A constant and recurring theme through the pandemic was the central importance of trust and, sadly, the impact of mistrust. Individuals and communities turned to religious institutions for information on the pandemic as well as for comfort and support. As more information emerged on the SARS-CoV-2 virus, policies and guidance changed to reflect new knowledge. The impact of small, but vocal, communities that played negative roles eroded trust in public health authorities. Some, though certainly not all, were tied to religious ecosystems. 

The issue of trust highlighted religious roles in significant ways. Community surveys and qualitative studies pointed again to a longstanding insight, that religious leaders were often the group that communities trusted more than almost any other. Health authorities rushed to partnerships with religious actors to disseminate public health messaging, but this was another arena in which trust and mistrust was part. Partnerships started in the first few months of the pandemic were rarely built on trust and were prone to instrumentalization and misunderstanding. 

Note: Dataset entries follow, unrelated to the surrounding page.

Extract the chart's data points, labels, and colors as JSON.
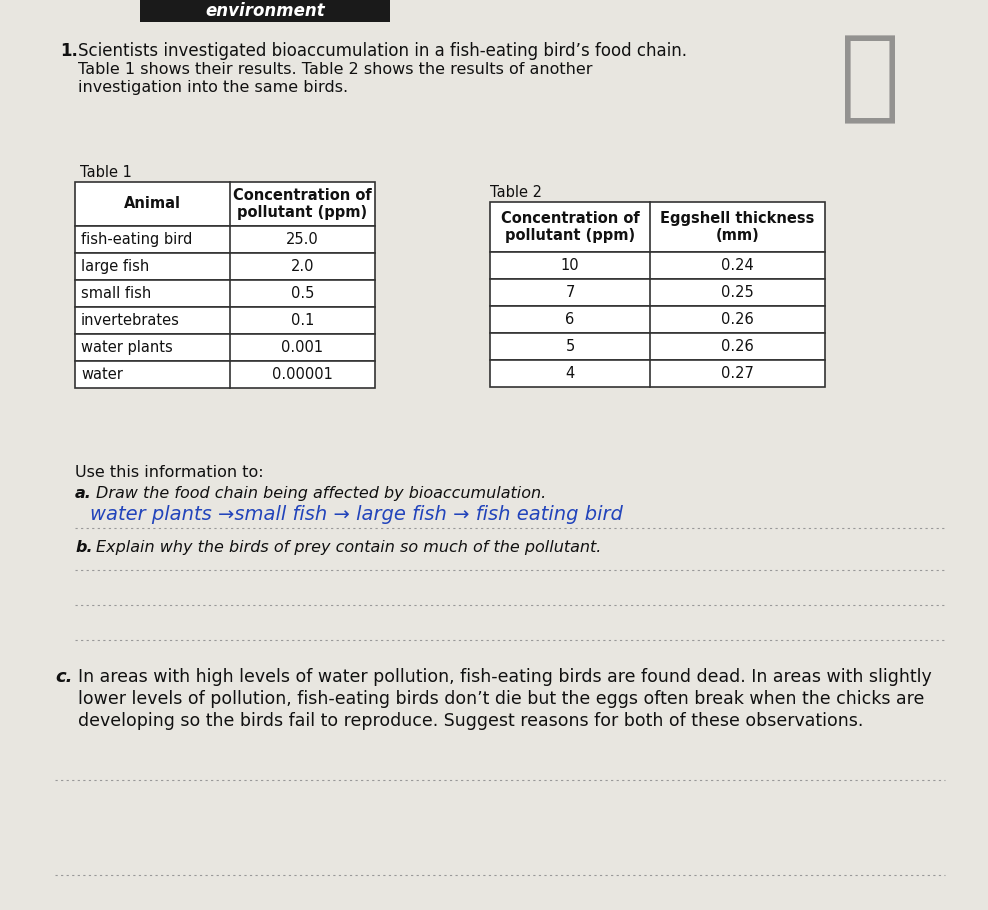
{
  "page_bg": "#e8e6e0",
  "header_bg": "#1a1a1a",
  "header_text": "environment",
  "question_number": "1.",
  "intro_line1": "Scientists investigated bioaccumulation in a fish-eating bird’s food chain.",
  "intro_line2": "Table 1 shows their results. Table 2 shows the results of another",
  "intro_line3": "investigation into the same birds.",
  "table1_title": "Table 1",
  "table1_headers": [
    "Animal",
    "Concentration of\npollutant (ppm)"
  ],
  "table1_rows": [
    [
      "fish-eating bird",
      "25.0"
    ],
    [
      "large fish",
      "2.0"
    ],
    [
      "small fish",
      "0.5"
    ],
    [
      "invertebrates",
      "0.1"
    ],
    [
      "water plants",
      "0.001"
    ],
    [
      "water",
      "0.00001"
    ]
  ],
  "table2_title": "Table 2",
  "table2_headers": [
    "Concentration of\npollutant (ppm)",
    "Eggshell thickness\n(mm)"
  ],
  "table2_rows": [
    [
      "10",
      "0.24"
    ],
    [
      "7",
      "0.25"
    ],
    [
      "6",
      "0.26"
    ],
    [
      "5",
      "0.26"
    ],
    [
      "4",
      "0.27"
    ]
  ],
  "use_text": "Use this information to:",
  "qa_label": "a.",
  "qa_text": "Draw the food chain being affected by bioaccumulation.",
  "qa_answer_parts": [
    "water plants ",
    "→",
    "small fish ",
    "→",
    " large fish ",
    "→",
    " fish eating bird"
  ],
  "qa_answer_full": "water plants →small fish → large fish → fish eating bird",
  "qb_label": "b.",
  "qb_text": "Explain why the birds of prey contain so much of the pollutant.",
  "qc_label": "c.",
  "qc_line1": "In areas with high levels of water pollution, fish-eating birds are found dead. In areas with slightly",
  "qc_line2": "lower levels of pollution, fish-eating birds don’t die but the eggs often break when the chicks are",
  "qc_line3": "developing so the birds fail to reproduce. Suggest reasons for both of these observations.",
  "dotted_line_color": "#999999",
  "table_border_color": "#333333",
  "text_color": "#111111",
  "handwriting_color": "#2244bb",
  "font_size_body": 11.5,
  "font_size_table": 10.5,
  "font_size_heading": 12
}
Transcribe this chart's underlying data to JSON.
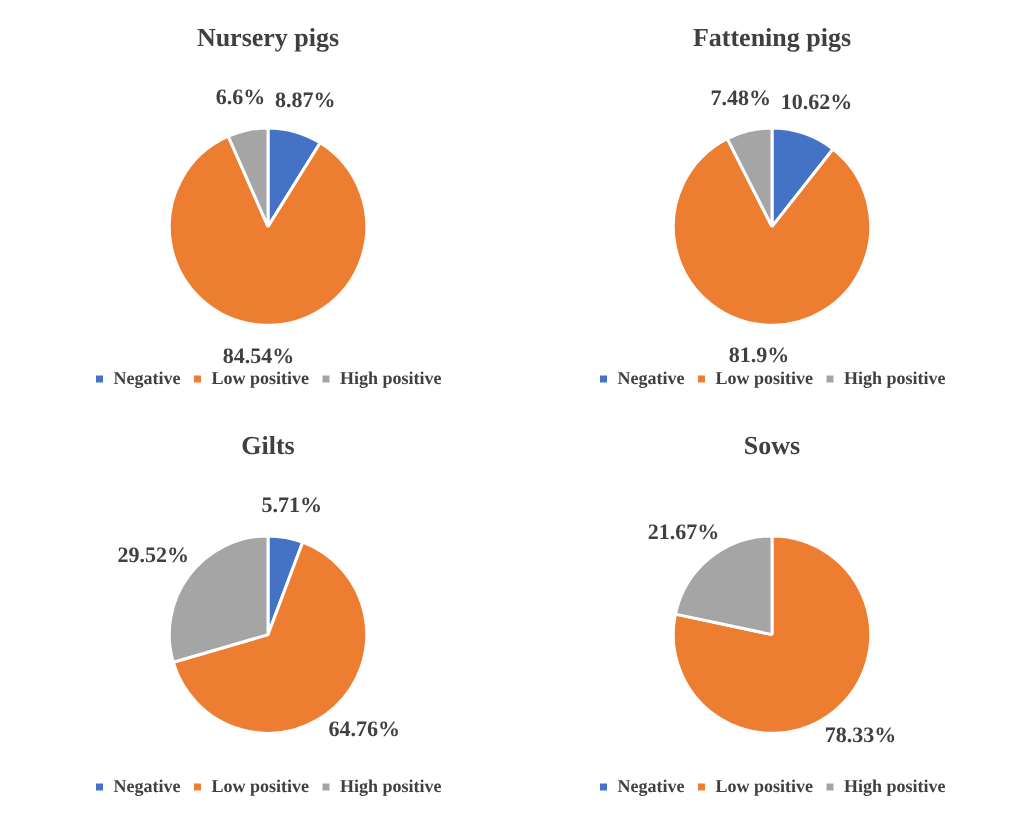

The pandemic underlined the need for long-term, trusting partnerships between health and faith actors to be established before crises occur. It was nonetheless both heartening and a harbinger of what might come that, facing the complexities of public health messaging, organizations including the WHO and UNICEF worked throughout the pandemic with religious leaders to promote vaccines, dispel myths, and share information (collaboration with both was an integral part of the project). An important new partnership, Faiths4Vaccines, emerged with a United States focus, again showing what could be done with will and a sense of commitment and urgency. 

Lessons learned from the COVID-19 pandemic were a factor in the establishment of the Georgetown Commission on Faith, Trust, and Health, housed in the Georgetown University Global Health Institute’s Faith and Global Health Initiative (where Olivia Wilkinson now serves as senior fellow). Lessons from the COVID-19 era continue to emerge, but the central and intricate roles of religious actors at each level and across different sectors stand out. This five-year experience changed many of the ways we work and interact. We have learned much about pandemics, trust, and religious roles in public health. But we are, as we look back, keenly aware of how much we still have to learn and thus the need to sustain our commitment to reaching beyond our institutional, intellectual, and cultural boundaries.